CRM Buyer: How will your company look a year from now?
I think we will be fitter and in a better position to compete when the economy recovers. Right now, everybody is trimming back operations — we are growing, though. You will likely see us extend even more aggressively into emerging growth markets and push for the development of an even larger and more robust channel partner community.
CRM Buyer: You’ve been on the job for a year now. What were your original marching orders, and have you met them yet?
Improving Avaya’s financial and operating performance, for starters. Another directive was to create new opportunities by developing and combining our products to build more vertical and horizontal applications.
CRM Buyer: I see you achieved the vertical applications goal. Can you tell me more about the improvements to Avaya’s financial and operating performance under your helm?

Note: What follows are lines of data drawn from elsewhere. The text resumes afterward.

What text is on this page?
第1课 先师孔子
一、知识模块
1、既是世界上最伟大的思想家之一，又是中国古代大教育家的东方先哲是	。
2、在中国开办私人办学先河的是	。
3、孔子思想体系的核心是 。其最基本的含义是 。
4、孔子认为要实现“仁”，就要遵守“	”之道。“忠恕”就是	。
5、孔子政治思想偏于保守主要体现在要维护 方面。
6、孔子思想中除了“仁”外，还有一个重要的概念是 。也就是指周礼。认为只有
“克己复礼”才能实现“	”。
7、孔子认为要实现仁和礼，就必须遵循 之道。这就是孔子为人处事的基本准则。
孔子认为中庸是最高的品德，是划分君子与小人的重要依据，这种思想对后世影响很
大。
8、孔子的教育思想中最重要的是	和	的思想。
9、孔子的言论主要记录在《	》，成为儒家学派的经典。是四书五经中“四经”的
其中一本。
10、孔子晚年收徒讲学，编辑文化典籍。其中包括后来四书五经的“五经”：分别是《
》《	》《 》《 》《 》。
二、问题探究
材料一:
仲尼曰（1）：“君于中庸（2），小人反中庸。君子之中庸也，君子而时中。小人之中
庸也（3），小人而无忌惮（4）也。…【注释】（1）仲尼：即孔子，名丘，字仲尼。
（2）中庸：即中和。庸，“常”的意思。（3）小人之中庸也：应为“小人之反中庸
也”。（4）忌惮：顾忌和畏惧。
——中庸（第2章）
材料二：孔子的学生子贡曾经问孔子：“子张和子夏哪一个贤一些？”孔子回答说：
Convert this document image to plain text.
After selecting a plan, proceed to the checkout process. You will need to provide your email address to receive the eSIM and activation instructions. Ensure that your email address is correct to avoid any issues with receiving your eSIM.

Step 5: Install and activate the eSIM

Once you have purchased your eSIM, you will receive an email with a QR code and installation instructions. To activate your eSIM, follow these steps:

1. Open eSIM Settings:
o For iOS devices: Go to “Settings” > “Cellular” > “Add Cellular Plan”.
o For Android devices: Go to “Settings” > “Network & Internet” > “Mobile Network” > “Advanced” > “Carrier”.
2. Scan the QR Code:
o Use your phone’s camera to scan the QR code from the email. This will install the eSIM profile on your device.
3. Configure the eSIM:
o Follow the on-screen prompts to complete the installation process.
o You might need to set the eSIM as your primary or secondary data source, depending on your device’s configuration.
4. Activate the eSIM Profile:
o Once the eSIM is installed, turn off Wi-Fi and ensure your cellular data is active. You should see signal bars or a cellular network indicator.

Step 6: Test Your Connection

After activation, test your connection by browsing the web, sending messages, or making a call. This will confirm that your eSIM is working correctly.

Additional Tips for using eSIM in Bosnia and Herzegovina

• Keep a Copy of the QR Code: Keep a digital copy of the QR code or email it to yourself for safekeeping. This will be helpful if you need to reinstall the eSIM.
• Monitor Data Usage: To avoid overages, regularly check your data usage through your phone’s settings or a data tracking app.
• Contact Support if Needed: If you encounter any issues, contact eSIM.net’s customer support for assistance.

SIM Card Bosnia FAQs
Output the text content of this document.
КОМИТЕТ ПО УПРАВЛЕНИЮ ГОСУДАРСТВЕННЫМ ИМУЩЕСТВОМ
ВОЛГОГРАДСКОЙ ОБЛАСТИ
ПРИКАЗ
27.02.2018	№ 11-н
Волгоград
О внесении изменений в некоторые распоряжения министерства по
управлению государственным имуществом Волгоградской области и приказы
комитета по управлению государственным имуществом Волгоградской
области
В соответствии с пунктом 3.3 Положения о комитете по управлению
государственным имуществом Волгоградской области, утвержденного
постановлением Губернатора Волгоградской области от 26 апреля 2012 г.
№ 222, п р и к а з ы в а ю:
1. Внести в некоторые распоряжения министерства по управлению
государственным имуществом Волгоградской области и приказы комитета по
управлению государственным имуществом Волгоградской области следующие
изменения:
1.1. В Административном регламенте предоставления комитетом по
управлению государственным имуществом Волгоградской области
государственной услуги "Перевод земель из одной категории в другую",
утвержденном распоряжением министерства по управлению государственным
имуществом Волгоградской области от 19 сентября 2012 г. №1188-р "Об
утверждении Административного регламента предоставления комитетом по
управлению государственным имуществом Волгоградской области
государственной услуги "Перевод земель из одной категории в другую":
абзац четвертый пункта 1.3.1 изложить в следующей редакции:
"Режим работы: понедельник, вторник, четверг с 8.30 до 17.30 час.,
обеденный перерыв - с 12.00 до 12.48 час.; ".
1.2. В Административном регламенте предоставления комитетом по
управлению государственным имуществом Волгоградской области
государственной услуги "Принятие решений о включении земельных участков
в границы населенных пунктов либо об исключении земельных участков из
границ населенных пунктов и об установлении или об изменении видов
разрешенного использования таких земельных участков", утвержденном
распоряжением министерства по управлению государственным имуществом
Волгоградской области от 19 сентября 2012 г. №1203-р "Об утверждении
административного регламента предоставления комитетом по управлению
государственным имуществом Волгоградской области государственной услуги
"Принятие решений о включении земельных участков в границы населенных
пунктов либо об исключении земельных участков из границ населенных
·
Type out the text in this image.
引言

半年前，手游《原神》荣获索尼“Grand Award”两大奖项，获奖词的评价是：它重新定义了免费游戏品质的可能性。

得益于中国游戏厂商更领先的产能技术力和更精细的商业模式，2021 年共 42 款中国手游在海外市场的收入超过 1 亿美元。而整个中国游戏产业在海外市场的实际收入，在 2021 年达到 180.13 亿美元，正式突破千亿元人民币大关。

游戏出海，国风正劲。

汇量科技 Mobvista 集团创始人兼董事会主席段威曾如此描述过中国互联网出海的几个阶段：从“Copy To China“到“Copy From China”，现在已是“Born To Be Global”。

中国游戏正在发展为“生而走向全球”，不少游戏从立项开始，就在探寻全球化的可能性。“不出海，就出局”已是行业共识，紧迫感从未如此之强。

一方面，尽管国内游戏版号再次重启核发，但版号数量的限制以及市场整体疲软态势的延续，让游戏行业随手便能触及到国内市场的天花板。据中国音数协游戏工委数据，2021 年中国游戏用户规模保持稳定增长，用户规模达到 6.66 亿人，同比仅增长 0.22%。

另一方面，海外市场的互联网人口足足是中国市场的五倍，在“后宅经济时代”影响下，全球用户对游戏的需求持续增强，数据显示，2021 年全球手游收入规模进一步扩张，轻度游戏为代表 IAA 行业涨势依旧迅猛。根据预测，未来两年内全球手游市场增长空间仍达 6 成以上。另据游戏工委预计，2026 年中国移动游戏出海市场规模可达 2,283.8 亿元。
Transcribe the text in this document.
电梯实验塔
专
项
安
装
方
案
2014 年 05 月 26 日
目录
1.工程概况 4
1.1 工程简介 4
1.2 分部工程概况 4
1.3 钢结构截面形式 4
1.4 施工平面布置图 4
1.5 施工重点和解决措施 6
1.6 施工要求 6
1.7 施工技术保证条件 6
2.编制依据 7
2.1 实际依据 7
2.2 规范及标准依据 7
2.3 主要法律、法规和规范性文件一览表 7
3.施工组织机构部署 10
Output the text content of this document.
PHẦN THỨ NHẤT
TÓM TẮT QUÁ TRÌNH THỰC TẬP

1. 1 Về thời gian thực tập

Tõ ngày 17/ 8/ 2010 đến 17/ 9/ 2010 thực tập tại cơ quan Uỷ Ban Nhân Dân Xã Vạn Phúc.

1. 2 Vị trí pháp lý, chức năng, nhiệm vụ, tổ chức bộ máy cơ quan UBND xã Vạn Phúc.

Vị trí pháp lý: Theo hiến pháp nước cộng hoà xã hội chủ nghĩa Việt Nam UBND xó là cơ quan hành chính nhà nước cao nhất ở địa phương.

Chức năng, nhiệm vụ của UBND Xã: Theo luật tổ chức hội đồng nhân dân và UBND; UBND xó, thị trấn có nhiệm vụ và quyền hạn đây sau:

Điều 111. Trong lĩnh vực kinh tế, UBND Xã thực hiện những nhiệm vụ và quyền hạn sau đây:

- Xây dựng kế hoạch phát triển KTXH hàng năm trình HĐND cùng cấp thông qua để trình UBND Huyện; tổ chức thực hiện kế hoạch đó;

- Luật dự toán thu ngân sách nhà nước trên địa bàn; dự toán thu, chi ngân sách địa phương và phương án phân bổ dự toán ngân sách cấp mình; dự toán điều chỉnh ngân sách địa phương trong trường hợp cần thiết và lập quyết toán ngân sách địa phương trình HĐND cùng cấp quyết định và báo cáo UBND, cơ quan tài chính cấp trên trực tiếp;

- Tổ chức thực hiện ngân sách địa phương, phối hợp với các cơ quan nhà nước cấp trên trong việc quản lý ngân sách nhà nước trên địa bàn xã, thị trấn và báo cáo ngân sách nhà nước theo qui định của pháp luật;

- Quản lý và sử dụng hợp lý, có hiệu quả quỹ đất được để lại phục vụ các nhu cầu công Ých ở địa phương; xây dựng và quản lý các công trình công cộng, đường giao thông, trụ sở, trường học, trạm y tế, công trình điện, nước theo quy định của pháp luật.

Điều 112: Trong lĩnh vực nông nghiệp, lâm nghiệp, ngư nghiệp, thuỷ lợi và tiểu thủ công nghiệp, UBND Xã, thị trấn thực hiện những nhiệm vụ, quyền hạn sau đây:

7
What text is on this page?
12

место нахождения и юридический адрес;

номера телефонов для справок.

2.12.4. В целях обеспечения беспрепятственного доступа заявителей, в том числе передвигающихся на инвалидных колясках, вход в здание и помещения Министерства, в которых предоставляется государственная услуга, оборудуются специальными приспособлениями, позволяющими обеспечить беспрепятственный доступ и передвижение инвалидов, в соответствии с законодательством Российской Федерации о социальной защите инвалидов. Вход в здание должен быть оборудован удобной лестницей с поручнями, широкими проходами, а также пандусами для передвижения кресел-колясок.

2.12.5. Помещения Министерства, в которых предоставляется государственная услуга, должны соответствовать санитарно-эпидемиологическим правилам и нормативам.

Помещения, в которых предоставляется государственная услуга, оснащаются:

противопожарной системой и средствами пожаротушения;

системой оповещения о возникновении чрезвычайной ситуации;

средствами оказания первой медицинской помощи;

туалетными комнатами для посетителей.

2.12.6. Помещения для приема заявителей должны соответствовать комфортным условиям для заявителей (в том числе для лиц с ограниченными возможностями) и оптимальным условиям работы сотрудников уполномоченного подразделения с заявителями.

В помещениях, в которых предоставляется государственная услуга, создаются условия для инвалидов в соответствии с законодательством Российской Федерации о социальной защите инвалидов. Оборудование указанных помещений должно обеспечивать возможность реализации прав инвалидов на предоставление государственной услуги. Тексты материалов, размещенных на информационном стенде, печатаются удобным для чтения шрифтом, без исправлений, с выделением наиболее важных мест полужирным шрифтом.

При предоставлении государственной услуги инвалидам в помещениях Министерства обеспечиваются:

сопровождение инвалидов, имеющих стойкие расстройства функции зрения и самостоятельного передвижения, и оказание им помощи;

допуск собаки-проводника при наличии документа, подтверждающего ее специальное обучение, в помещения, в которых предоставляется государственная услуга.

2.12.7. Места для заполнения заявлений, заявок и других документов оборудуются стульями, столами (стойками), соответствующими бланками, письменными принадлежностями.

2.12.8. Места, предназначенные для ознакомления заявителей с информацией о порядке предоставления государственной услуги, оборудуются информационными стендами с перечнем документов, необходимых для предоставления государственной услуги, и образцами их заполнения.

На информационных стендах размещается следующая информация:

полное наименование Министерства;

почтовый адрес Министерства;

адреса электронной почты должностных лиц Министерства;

I don’t want talk specifically about numbers, but we have significantly improved the profitability of our business. Every aspect of this group was looked at — from what we are doing in a particular region [to] global lines of business.
CRM Buyer: Can you give me a few examples of tangible changes you made?
We invested in our professional services group. We partnered with systems integrators and recast our managed services business. We spent a lot of time refining our regional footprints in the four major regions in which we operate. We also invested a lot of time, attention and money in improving our service quality. This has always been a strong point for us, but we wanted that to be a clear differentiator, especially as the economy slows.